A grizzled old man picking up roadside trash found him and was soon followed by a deputy. He was half awake when the trash man opened the compact door and yelled with breath worse than a skunk’s asshole, “You look like a horse throwed you off and lit on your goddamned face.” The deputy was remote and cool, apparently fresh on the job, trying to do it by the book but the book wasn’t handy so he seemed unsure and frightened by Sunderson’s appearance.
“I took a header down a steep canyon,” he hissed through his broken teeth and swollen lips. He offered his identification including his Michigan State Police badge. He was upset that it was 2:00 p.m. Where had he been?
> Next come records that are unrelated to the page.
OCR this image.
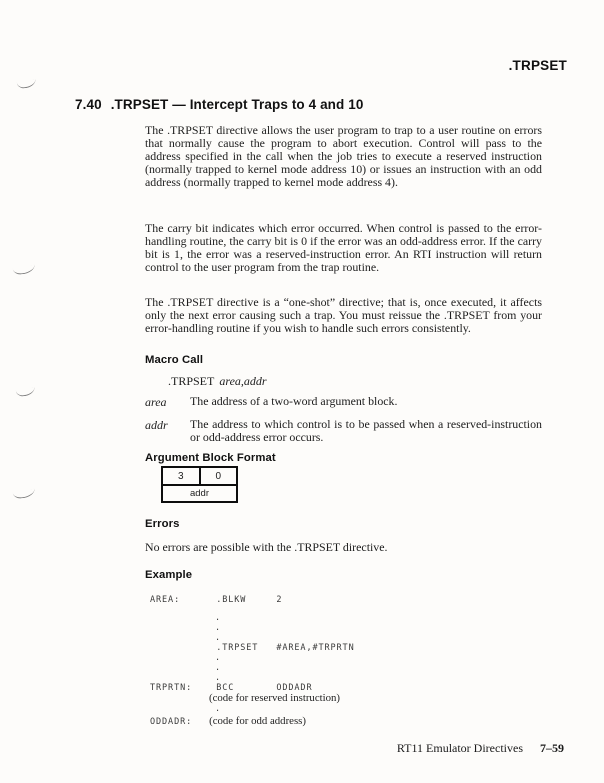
.TRPSET
7.40 .TRPSET — Intercept Traps to 4 and 10

The .TRPSET directive allows the user program to trap to a user routine on errors that normally cause the program to abort execution. Control will pass to the address specified in the call when the job tries to execute a reserved instruction (normally trapped to kernel mode address 10) or issues an instruction with an odd address (normally trapped to kernel mode address 4).

The carry bit indicates which error occurred. When control is passed to the error-handling routine, the carry bit is 0 if the error was an odd-address error. If the carry bit is 1, the error was a reserved-instruction error. An RTI instruction will return control to the user program from the trap routine.

The .TRPSET directive is a “one-shot” directive; that is, once executed, it affects only the next error causing such a trap. You must reissue the .TRPSET from your error-handling routine if you wish to handle such errors consistently.

Macro Call
.TRPSET area,addr
area	The address of a two-word argument block.
addr	The address to which control is to be passed when a reserved-instruction or odd-address error occurs.
Argument Block Format
3	0
addr
Errors
No errors are possible with the .TRPSET directive.
Example
AREA:      .BLKW     2
.
.
.
.TRPSET   #AREA,#TRPRTN
.
.
.
TRPRTN:    BCC       ODDADR
(code for reserved instruction)
.
ODDADR: (code for odd address)
RT11 Emulator Directives 7–59
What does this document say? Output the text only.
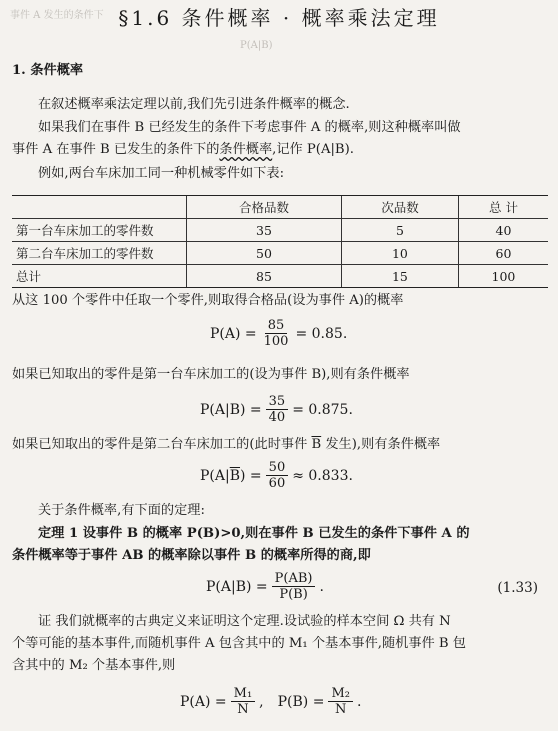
事件 A 发生的条件下
P(A|B)
§1.6 条件概率 · 概率乘法定理
1. 条件概率
在叙述概率乘法定理以前,我们先引进条件概率的概念.
如果我们在事件 B 已经发生的条件下考虑事件 A 的概率,则这种概率叫做
事件 A 在事件 B 已发生的条件下的条件概率,记作 P(A|B).
例如,两台车床加工同一种机械零件如下表:
	合格品数	次品数	总 计
第一台车床加工的零件数	35	5	40
第二台车床加工的零件数	50	10	60
总计	85	15	100
从这 100 个零件中任取一个零件,则取得合格品(设为事件 A)的概率
$P(A) = \frac{85}{100} = 0.85$.
如果已知取出的零件是第一台车床加工的(设为事件 B),则有条件概率
$P(A|B) = \frac{35}{40} = 0.875$.
如果已知取出的零件是第二台车床加工的(此时事件 $\overline{B}$ 发生),则有条件概率
P(A| $\overline{B}$ ) = $\frac{50}{60} \approx 0.833$.
关于条件概率,有下面的定理:
定理 1 设事件 B 的概率 P(B)>0,则在事件 B 已发生的条件下事件 A 的
条件概率等于事件 AB 的概率除以事件 B 的概率所得的商,即
$P(A|B) = \frac{P(AB)}{P(B)}$ .	(1.33)
证 我们就概率的古典定义来证明这个定理.设试验的样本空间 Ω 共有 N
个等可能的基本事件,而随机事件 A 包含其中的 M₁ 个基本事件,随机事件 B 包
含其中的 M₂ 个基本事件,则
$P(A) = \frac{\text{M₁}}{N}$ , $P(B) = \frac{\text{M₂}}{N}$ .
“Sir, we have to get you to a hospital.”
At that moment Berenice and Bob showed up in their Escalade. Like her mother Berenice was a fair-sized and formidable woman. She took over.
Chapter 7
It was only in the evening of his fifth day at the Nogales hospital that Sunderson felt he had a real inkling of who he was though he was unsure it mattered. He had received a subdural hematoma from the large rock that had struck him in the back of the head, also a minimally depressed fracture that likely wouldn’t require surgery. The hardest symptoms of his post-concussive state were more vague: the anxiety and depression, the inability to concentrate, and the disequilibrium when he toddled out a back door to have a cigarette. Another smoker, a Mexican orderly, pointed to the south of the hospital and told Sunderson that he was real close to the border. This was the best part of his disaster so far as nearly all of the various employees of the hospital spoke Spanish with each other, which meant he didn’t have to struggle with comprehension, which was beyond him anyway. He also liked the pure music of the language. One of the only memories he could recapture was of his Mexican friend in Frankfurt saying “hola,” so Sunderson muttered “hola” to anyone who entered his hospital room. A slight problem was that neither the ER doctor nor the regular doctor Berenice had secured him believed that his injuries came from a fall. They didn’t say why and Sunderson didn’t really give a shit. What could they do, throw more rocks at him? When an attendant, a roly-poly female, had helped him take a shower she kept whispering “ muy malo ” as he looked at himself in a full-length mirror and discovered that his predominant body color was blue.